Antimicrobial susceptibility and molecular characterisation using whole-genome sequencing of Clostridioides difficile collected in 82 hospitals in Japan between 2014 and 2016

Abstract

We studied the antimicrobial susceptibility and the molecular characteristics using draft whole-genome sequencing of Clostridioides (Clostridium) difficile strains before and after treatment in adults with C. difficile infection (CDI) enrolled in a Phase III, randomised, nationwide study of fidaxomicin versus vancomycin in Japan (NCT02179658). C. difficile strains were cultured from stool samples collected before and after standard treatment with either fidaxomicin or vancomycin. Overall, 285 C. difficile strains were recovered, with 188 derived from CDI cases at baseline (87 patients received fidaxomicin and 101 received vancomycin).

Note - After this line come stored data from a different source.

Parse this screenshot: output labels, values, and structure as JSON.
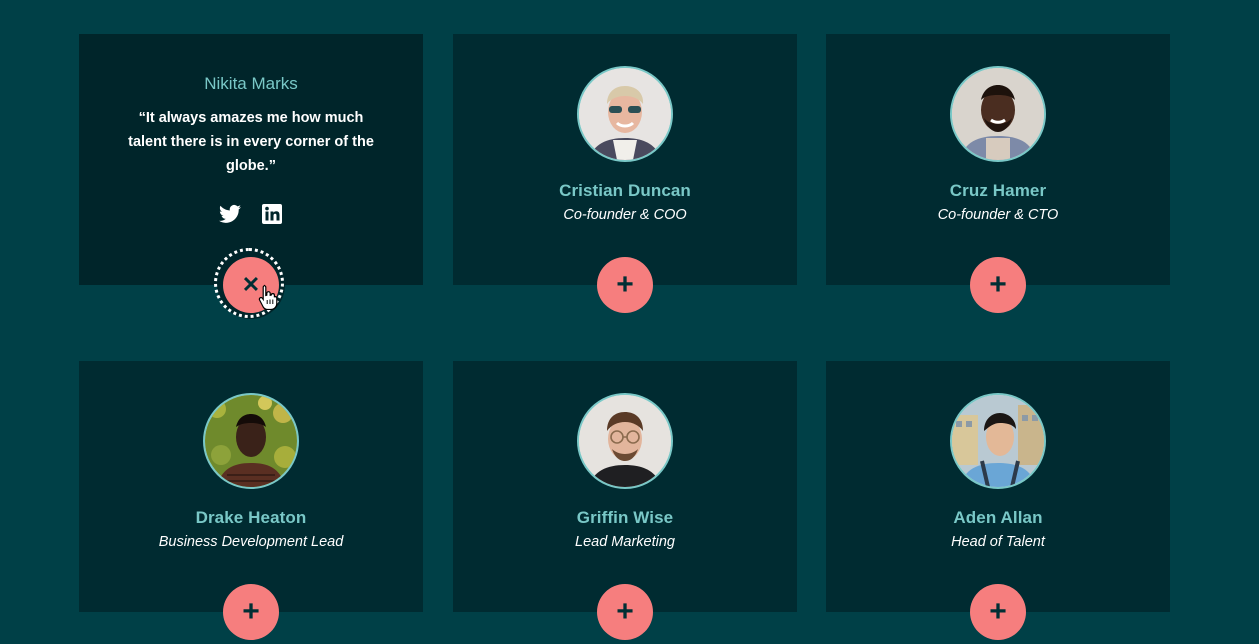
{
  "featured": {
    "name": "Nikita Marks",
    "quote": "“It always amazes me how much talent there is in every corner of the globe.”",
    "socials": [
      "twitter-icon",
      "linkedin-icon"
    ],
    "toggle_icon": "close-icon",
    "toggle_glyph": "✕"
  },
  "team": [
    {
      "name": "Cristian Duncan",
      "role": "Co-founder & COO",
      "toggle_glyph": "+"
    },
    {
      "name": "Cruz Hamer",
      "role": "Co-founder & CTO",
      "toggle_glyph": "+"
    },
    {
      "name": "Drake Heaton",
      "role": "Business Development Lead",
      "toggle_glyph": "+"
    },
    {
      "name": "Griffin Wise",
      "role": "Lead Marketing",
      "toggle_glyph": "+"
    },
    {
      "name": "Aden Allan",
      "role": "Head of Talent",
      "toggle_glyph": "+"
    }
  ],
  "colors": {
    "background": "#004047",
    "card": "#002b31",
    "accent_teal": "#79c8c7",
    "accent_coral": "#f67e7e"
  }
}
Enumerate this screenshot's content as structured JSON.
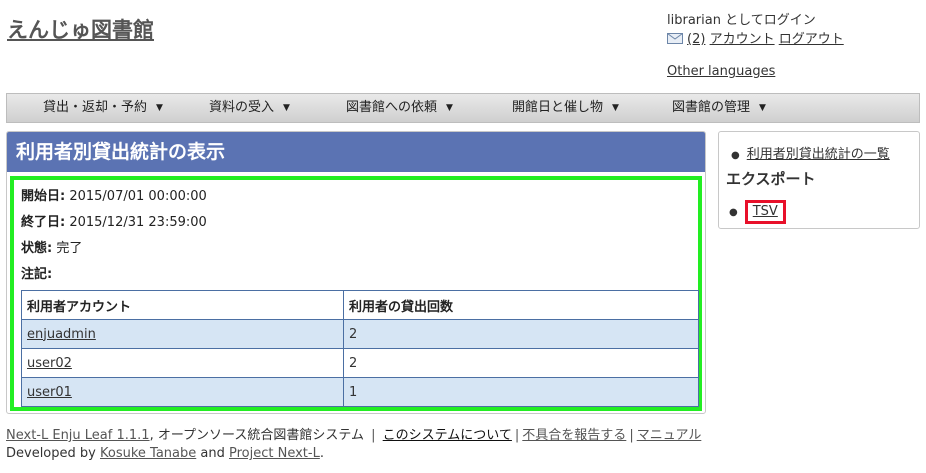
{
  "header": {
    "site_title": "えんじゅ図書館",
    "login_text": "librarian としてログイン",
    "message_count": "(2)",
    "account_link": "アカウント",
    "logout_link": "ログアウト",
    "other_languages": "Other languages"
  },
  "menu": {
    "items": [
      {
        "label": "貸出・返却・予約"
      },
      {
        "label": "資料の受入"
      },
      {
        "label": "図書館への依頼"
      },
      {
        "label": "開館日と催し物"
      },
      {
        "label": "図書館の管理"
      }
    ],
    "caret": "▼"
  },
  "main": {
    "title": "利用者別貸出統計の表示",
    "fields": [
      {
        "label": "開始日:",
        "value": "2015/07/01 00:00:00"
      },
      {
        "label": "終了日:",
        "value": "2015/12/31 23:59:00"
      },
      {
        "label": "状態:",
        "value": "完了"
      },
      {
        "label": "注記:",
        "value": ""
      }
    ],
    "table": {
      "headers": [
        "利用者アカウント",
        "利用者の貸出回数"
      ],
      "rows": [
        {
          "account": "enjuadmin",
          "count": "2"
        },
        {
          "account": "user02",
          "count": "2"
        },
        {
          "account": "user01",
          "count": "1"
        }
      ]
    }
  },
  "sidebar": {
    "list_link": "利用者別貸出統計の一覧",
    "export_heading": "エクスポート",
    "tsv_link": "TSV",
    "highlight_color": "#e8102a"
  },
  "footer": {
    "product": "Next-L Enju Leaf 1.1.1",
    "product_suffix": ", オープンソース統合図書館システム",
    "about": "このシステムについて",
    "report": "不具合を報告する",
    "manual": "マニュアル",
    "developed_by": "Developed by",
    "author": "Kosuke Tanabe",
    "and": "and",
    "project": "Project Next-L",
    "period": "."
  },
  "colors": {
    "title_bar": "#5b73b3",
    "content_border": "#22ee22",
    "table_stripe": "#d6e5f4"
  }
}
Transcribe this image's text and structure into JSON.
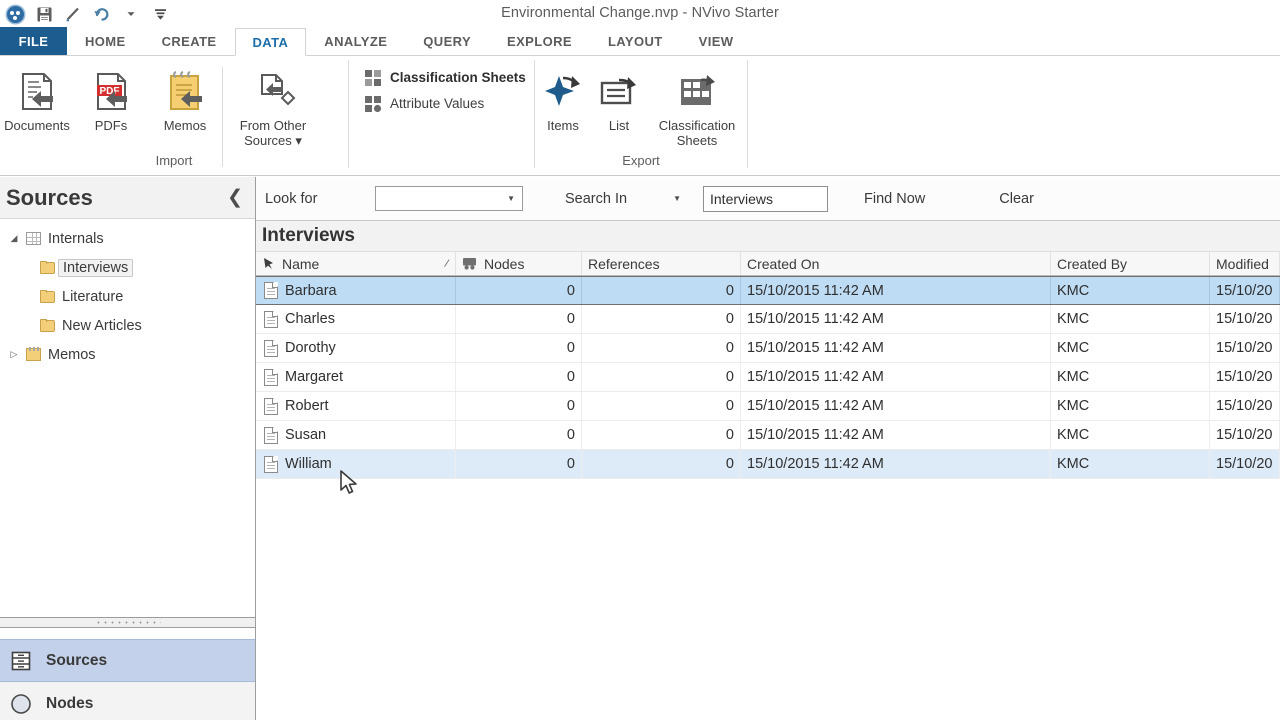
{
  "window": {
    "title": "Environmental Change.nvp - NVivo Starter"
  },
  "quick_access": {
    "items": [
      {
        "name": "app-orb",
        "label": "NVivo"
      },
      {
        "name": "save-icon",
        "label": "Save"
      },
      {
        "name": "format-painter-icon",
        "label": "Format Painter"
      },
      {
        "name": "undo-icon",
        "label": "Undo"
      },
      {
        "name": "undo-dropdown-caret",
        "label": ""
      },
      {
        "name": "customize-qat-icon",
        "label": "Customize Quick Access Toolbar"
      }
    ]
  },
  "ribbon_tabs": {
    "file": "FILE",
    "tabs": [
      {
        "label": "HOME",
        "active": false
      },
      {
        "label": "CREATE",
        "active": false
      },
      {
        "label": "DATA",
        "active": true
      },
      {
        "label": "ANALYZE",
        "active": false
      },
      {
        "label": "QUERY",
        "active": false
      },
      {
        "label": "EXPLORE",
        "active": false
      },
      {
        "label": "LAYOUT",
        "active": false
      },
      {
        "label": "VIEW",
        "active": false
      }
    ]
  },
  "ribbon": {
    "groups": [
      {
        "label": "Import",
        "big_buttons": [
          {
            "label": "Documents",
            "icon": "document-import-icon"
          },
          {
            "label": "PDFs",
            "icon": "pdf-import-icon"
          },
          {
            "label": "Memos",
            "icon": "memo-import-icon"
          },
          {
            "label": "From Other Sources",
            "icon": "from-other-sources-icon",
            "has_dropdown": true
          }
        ]
      },
      {
        "label": "",
        "small_buttons": [
          {
            "label": "Classification Sheets",
            "icon": "classification-sheets-icon",
            "bold": true
          },
          {
            "label": "Attribute Values",
            "icon": "attribute-values-icon",
            "bold": false
          }
        ]
      },
      {
        "label": "Export",
        "big_buttons": [
          {
            "label": "Items",
            "icon": "export-items-icon"
          },
          {
            "label": "List",
            "icon": "export-list-icon"
          },
          {
            "label": "Classification Sheets",
            "icon": "export-classification-sheets-icon"
          }
        ]
      }
    ]
  },
  "sidebar": {
    "title": "Sources",
    "collapse_icon": "chevron-left-icon",
    "tree": [
      {
        "label": "Internals",
        "icon": "internals-grid-icon",
        "level": 0,
        "expanded": true,
        "selected": false
      },
      {
        "label": "Interviews",
        "icon": "folder-icon",
        "level": 1,
        "selected": true
      },
      {
        "label": "Literature",
        "icon": "folder-icon",
        "level": 1,
        "selected": false
      },
      {
        "label": "New Articles",
        "icon": "folder-icon",
        "level": 1,
        "selected": false
      },
      {
        "label": "Memos",
        "icon": "memos-icon",
        "level": 0,
        "expanded": false,
        "selected": false
      }
    ],
    "nav_items": [
      {
        "label": "Sources",
        "icon": "sources-drawer-icon",
        "active": true
      },
      {
        "label": "Nodes",
        "icon": "nodes-circle-icon",
        "active": false
      }
    ]
  },
  "search": {
    "look_for_label": "Look for",
    "look_for_value": "",
    "look_for_caret": "caret-down-icon",
    "search_in_label": "Search In",
    "search_in_caret": "caret-down-icon",
    "scope_value": "Interviews",
    "find_now_label": "Find Now",
    "clear_label": "Clear"
  },
  "list_view": {
    "title": "Interviews",
    "columns": [
      {
        "key": "name",
        "label": "Name",
        "sorted": true,
        "sort_icon": "sort-ascending-icon",
        "header_icon": "pin-icon"
      },
      {
        "key": "nodes",
        "label": "Nodes",
        "header_icon": "nodes-icon"
      },
      {
        "key": "references",
        "label": "References"
      },
      {
        "key": "created_on",
        "label": "Created On"
      },
      {
        "key": "created_by",
        "label": "Created By"
      },
      {
        "key": "modified_on",
        "label": "Modified"
      }
    ],
    "rows": [
      {
        "name": "Barbara",
        "nodes": "0",
        "references": "0",
        "created_on": "15/10/2015 11:42 AM",
        "created_by": "KMC",
        "modified_on": "15/10/20",
        "state": "selected"
      },
      {
        "name": "Charles",
        "nodes": "0",
        "references": "0",
        "created_on": "15/10/2015 11:42 AM",
        "created_by": "KMC",
        "modified_on": "15/10/20",
        "state": "normal"
      },
      {
        "name": "Dorothy",
        "nodes": "0",
        "references": "0",
        "created_on": "15/10/2015 11:42 AM",
        "created_by": "KMC",
        "modified_on": "15/10/20",
        "state": "normal"
      },
      {
        "name": "Margaret",
        "nodes": "0",
        "references": "0",
        "created_on": "15/10/2015 11:42 AM",
        "created_by": "KMC",
        "modified_on": "15/10/20",
        "state": "normal"
      },
      {
        "name": "Robert",
        "nodes": "0",
        "references": "0",
        "created_on": "15/10/2015 11:42 AM",
        "created_by": "KMC",
        "modified_on": "15/10/20",
        "state": "normal"
      },
      {
        "name": "Susan",
        "nodes": "0",
        "references": "0",
        "created_on": "15/10/2015 11:42 AM",
        "created_by": "KMC",
        "modified_on": "15/10/20",
        "state": "normal"
      },
      {
        "name": "William",
        "nodes": "0",
        "references": "0",
        "created_on": "15/10/2015 11:42 AM",
        "created_by": "KMC",
        "modified_on": "15/10/20",
        "state": "hover"
      }
    ]
  },
  "colors": {
    "file_tab": "#1d5c8e",
    "active_tab_text": "#1d6ea8",
    "selection": "#bfdcf5",
    "hover": "#ddebf9",
    "nav_active": "#c3d2ea",
    "folder": "#f3cf7a"
  }
}
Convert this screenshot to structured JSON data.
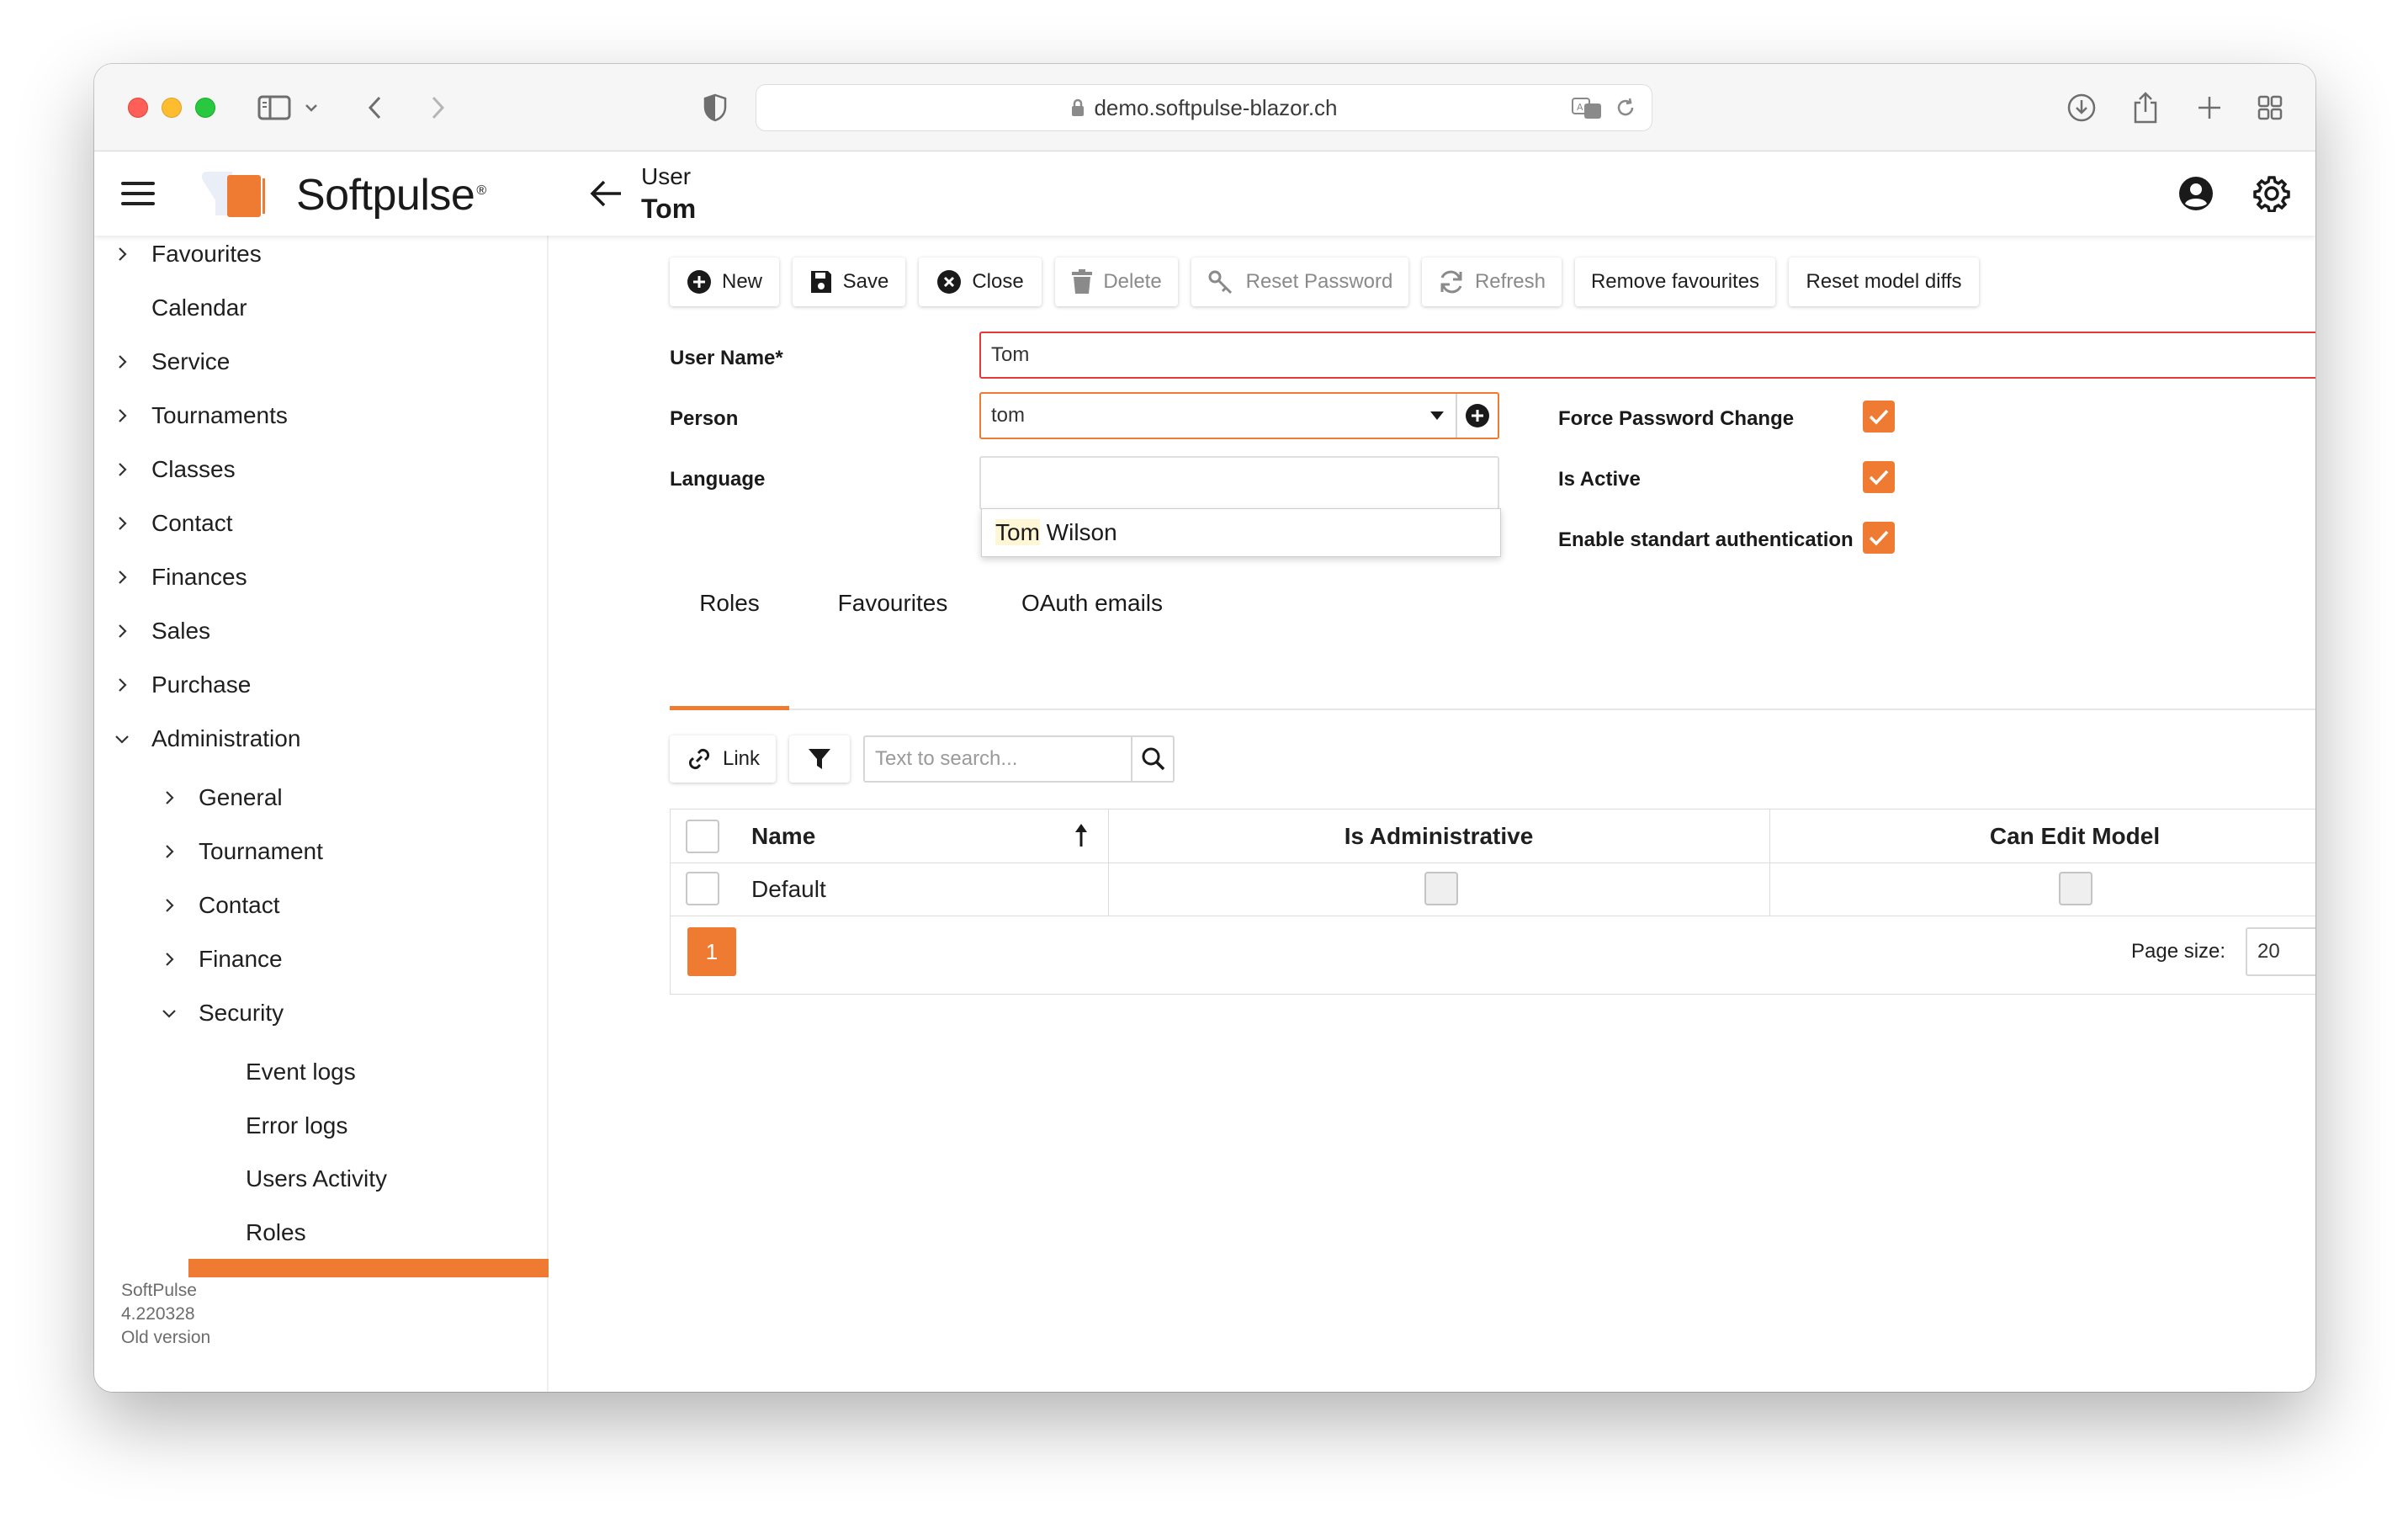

No strains isolated from episodes of CDI at baseline were shown to have reduced susceptibilities to fidaxomicin (MIC ≥1 mg/L), or resistance to vancomycin and metronidazole. Thirty-three sequence types (STs) were identified, the most common being ST17 (n=61; 32.4%), ST8 (n=26; 13.8%) and ST2 (n=21; 11.2%). Core-genome single nucleotide polymorphism analysis showed that outbreaks of C. difficile were unlikely to have occurred at each hospital. The predominant toxin gene profile was tcdA⁺tcdB⁺cdtA/cdtB^- (n=149; 79.3%). Six of 87 patients who received fidaxomicin harboured C. difficile isolates with reduced fidaxomicin susceptibilities conferred by previously described mutations, Val1143Leu/Gly/Asp in RpoB or Arg89Gly in RpoC or putative mutations, Gln1149Pro in RpoB or Arg326Cys in RpoC. Allelic exchange studies of these putative mutations were not performed. Prior to fidaxomicin use, we found no C. difficile strains with reduced fidaxomicin susceptibilities causing CDI in Japan; however, mutant strains with reduced fidaxomicin susceptibilities were detected after fidaxomicin treatment.

FIG 1

Patient flow in the phase III, randomized, nationwide study of fidaxomicin versus vancomycin in Japan. a, patients diagnosed with Clostridioides difficile infection (CDI) were positive for C. difficile toxin A, B, or both in a stool specimen obtained within 96 h before randomization. b, days 1 to 10. c, if a stool specimen was obtained from the patient within 24 h of completing the treatment (days 10 and 11), C. difficile culture was performed. d, if diarrhea occurred within 28 days (± 3 days) after treatment, C. difficile culture was performed. e, one secondary C. difficile strain was isolated unexpectedly during fidaxomicin administration. f, two secondary C. difficile strains were isolated unexpectedly during vancomycin administration.

FIG 2

Phylogenetic tree of Clostridioides difficile strains belonging to each sequence type (ST) constructed with maximum likelihood phylogenetic analysis based on single-nucleotide polymorphisms (SNPs) in the core genome, excluding estimated homologous recombination. The scale of the distances corresponds to the average number of substitutions per site and SNP. (A) Phylogenetic tree of 61 strains of C. difficile ST17. A core genome region, amounting to 58.4% (2,505,609/4,290,252 bp), was shared with the genome of a reference strain, C. difficile 630 (ST54). (B) Phylogenetic tree of 26 strains of C. difficile ST8. A core genome region, amounting to 32.0% (1,374,263/4,290,252 bp), was shared with the genome of a reference strain, C. difficile 630 (ST54). (C) Phylogenetic tree of 22 strains of C. difficile ST2. A core genome region, amounting to 34.1% (1,461,002/4,290,252 bp), was shared with the genome of a reference strain, C. difficile 630 (ST54). (D) Phylogenetic tree of 19 strains of C. difficile ST81. A core genome region, amounting to 72.6% (3,114,637/4,290,252 bp), was shared with the genome of a reference strain, C. difficile 630 (ST54). (E) Phylogenetic tree of 13 strains of C. difficile ST183. A core genome region, amounting to 41.8% (1,795,356/4,290,252 bp), was shared with the genome of a reference strain, C. difficile 630 (ST54).